Canillo dirige les chasses aux sorcières en Andorre avec 30 accusations, 6 exécutions 1450-1621

La paroisse de Canillo a connu le pic des procès historiques pour sorcellerie contre des femmes en Andorre, avec 160 dossiers documentés de 1430 à 1689.

Synthese a partir de :
Bon Dia

Points cles

  • Canillo : ~30 cas de sorcellerie contre femmes (1450-1621), 6 pendues ; total Andorre ~50 exécutions.
  • Procès via tribunaux civils Corts, torture (estrep, polze) ; accusations : sorcellerie, empoisonnement, tempêtes, mortalité bétail.
  • Notables : Maria Rossell (La Branqueta) pendue 1604 ; Joana Tomassa exécutée 1608 après exils.
  • Dernier cas : Maria Bernada acquittée 1689 ; la plupart pendues, une brûlée en 1471.

Canillo a enregistré le plus grand nombre d'accusations de sorcellerie contre des femmes dans l'histoire de l'Andorre, avec environ 30 cas entre 1450 et 1621, dont six se sont soldés par une exécution par pendaison.

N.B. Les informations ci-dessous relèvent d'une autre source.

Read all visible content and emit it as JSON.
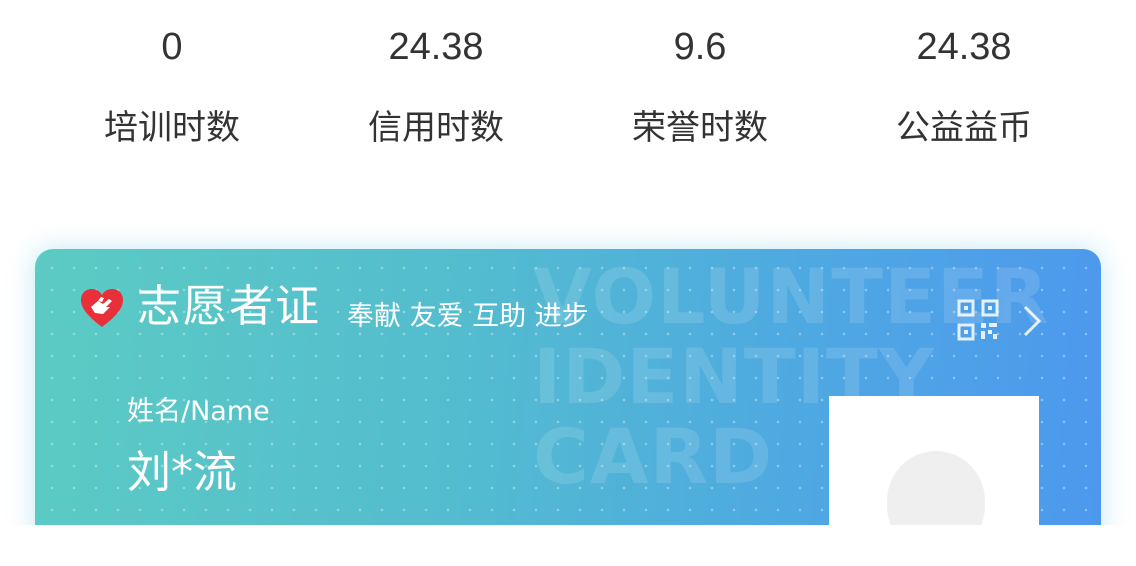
{
  "stats": [
    {
      "value": "0",
      "label": "培训时数"
    },
    {
      "value": "24.38",
      "label": "信用时数"
    },
    {
      "value": "9.6",
      "label": "荣誉时数"
    },
    {
      "value": "24.38",
      "label": "公益益币"
    }
  ],
  "card": {
    "title": "志愿者证",
    "slogan": "奉献 友爱 互助 进步",
    "watermark": [
      "VOLUNTEER",
      "IDENTITY",
      "CARD"
    ],
    "name_label": "姓名/Name",
    "name_value": "刘*流",
    "icons": {
      "logo": "heart-hand-icon",
      "qr": "qr-code-icon",
      "arrow": "chevron-right-icon"
    },
    "colors": {
      "gradient_start": "#5ccbc3",
      "gradient_end": "#4d98ee",
      "heart": "#e8303a"
    }
  }
}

Les chercheurs Robert Pastor et le portail Terra de Bruixes ont documenté ces événements, en s'appuyant sur 160 dossiers de procès conservés couvrant la période de 1430 à 1689. Dans toute l'Andorre, environ 50 femmes ont été envoyées à la potence pour sorcellerie présumée, empoisonnement ou culte du diable – des accusations incluant la mort du bétail, les tempêtes, les orages de grêle, les avalanches et même des meurtres d'enfants. Toutes ont été pendues, sauf Maria Guida de Lauredana, brûlée vive en 1471.

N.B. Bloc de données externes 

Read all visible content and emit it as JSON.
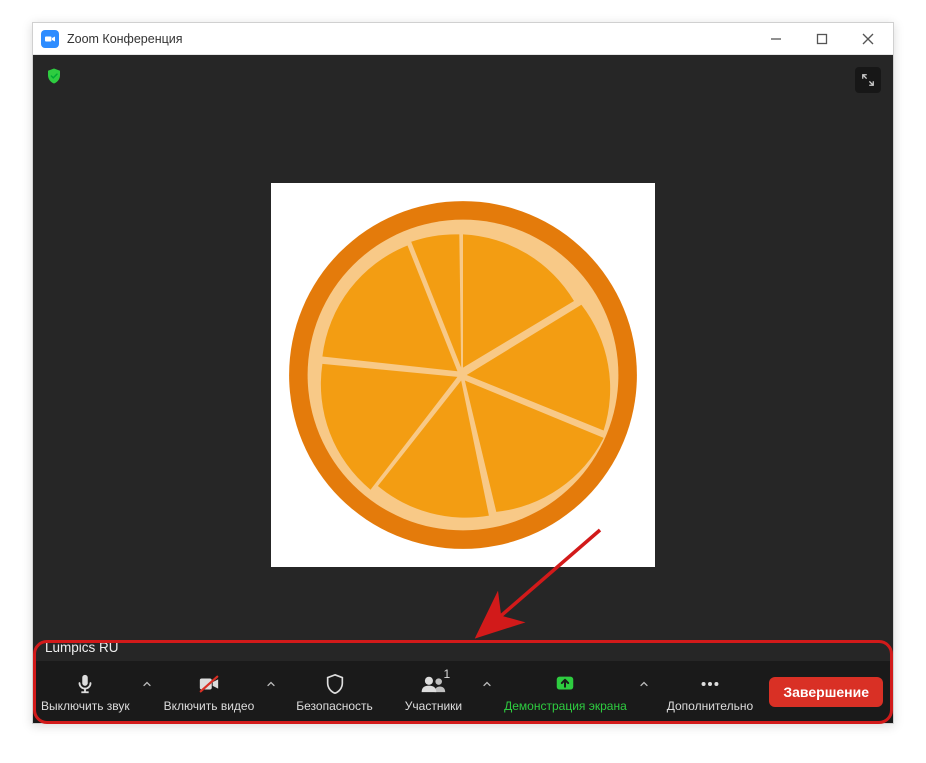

Les cas de Canillo ont commencé vers 1450 avec cinq femmes : Na Duranda et Na Ostalera de Canillo, Na Palesa de Llorts, Na Garreta de Les Bons, et Na Vidala de Puiol. Quatre ont été exécutées par potence haute, une méthode réservée aux sorcières et empoisonneuses ; Na Palesa a été exilée à la place. Les preuves pour Na Duranda et Na Ostalera subsistent indirectement via le procès de 1450 de la fille de Na Duranda, Margarida, où un ouvrier gascon a témoigné que les autorités avaient pendu sa mère comme sorcière ou empoisonneuse. Margarida a échappé à la punition après interrogatoire, malgré une accusation impliquant un crapaud qui aurait sauté de sa jupe lors d'une épidémie mortelle du bétail.

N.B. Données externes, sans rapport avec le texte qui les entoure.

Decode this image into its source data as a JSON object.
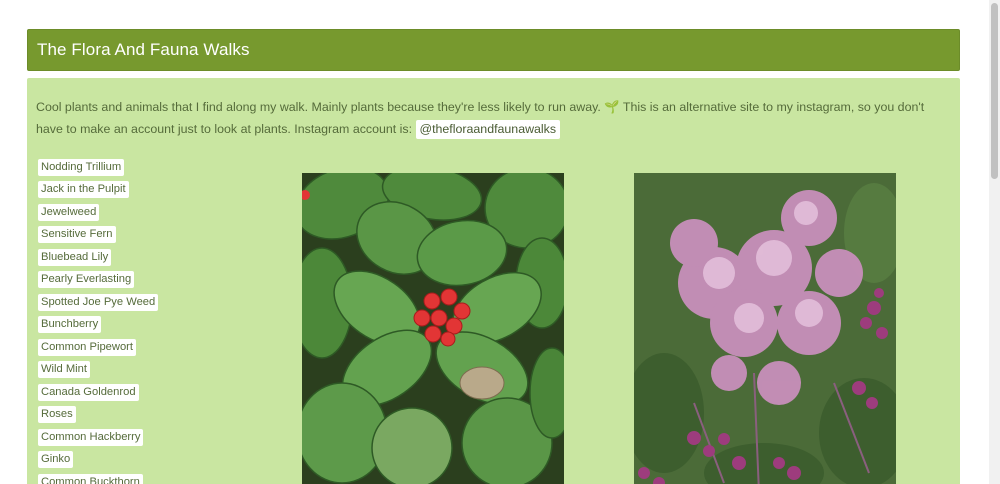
{
  "site": {
    "title": "The Flora And Fauna Walks"
  },
  "intro": {
    "text": "Cool plants and animals that I find along my walk. Mainly plants because they're less likely to run away. 🌱 This is an alternative site to my instagram, so you don't have to make an account just to look at plants. Instagram account is: ",
    "instagram_handle": "@thefloraandfaunawalks"
  },
  "plants": [
    "Nodding Trillium",
    "Jack in the Pulpit",
    "Jewelweed",
    "Sensitive Fern",
    "Bluebead Lily",
    "Pearly Everlasting",
    "Spotted Joe Pye Weed",
    "Bunchberry",
    "Common Pipewort",
    "Wild Mint",
    "Canada Goldenrod",
    "Roses",
    "Common Hackberry",
    "Ginko",
    "Common Buckthorn"
  ],
  "colors": {
    "header_bg": "#77992e",
    "content_bg": "#c9e6a1",
    "text": "#556b3a"
  }
}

Les tribunaux civils des Corts, et non l'Inquisition, ont traité ces procès, utilisant souvent la torture comme l'estrep – mains liées dans le dos et hissage par poulie – ou la polze, qui suspendait les victimes par les pouces. Les confessions suivaient rapidement.

Parmi les exécutions notables à Canillo figurent Maria Rossell, dite La Branqueta, pendue en 1604 après deux procès antérieurs en 1593 ; le cas de sa sœur Peyrona Gastona mentionne la sentence. Joana Tomassa, dite Serquella, d'El Tarter, a fait face à quatre accusations : survivant à la torture par estrep et polze en 1593 (peut-être en raison d'une grossesse), flagellée en 1602, flagellée et exilée à perpétuité en 1604, puis exécutée en 1608 pour être rentrée chez elle – elle a été pendue près de la chapelle Santa Creu au Tossal d'en Mascaró. En 1621, lors de la dernière grande vague, Maria Naudia a été pendue au « Cantó del Quer » à Canillo, et Magdalena Riba, dite Naudina de Meritxell, à la place d'Andorra la Vella.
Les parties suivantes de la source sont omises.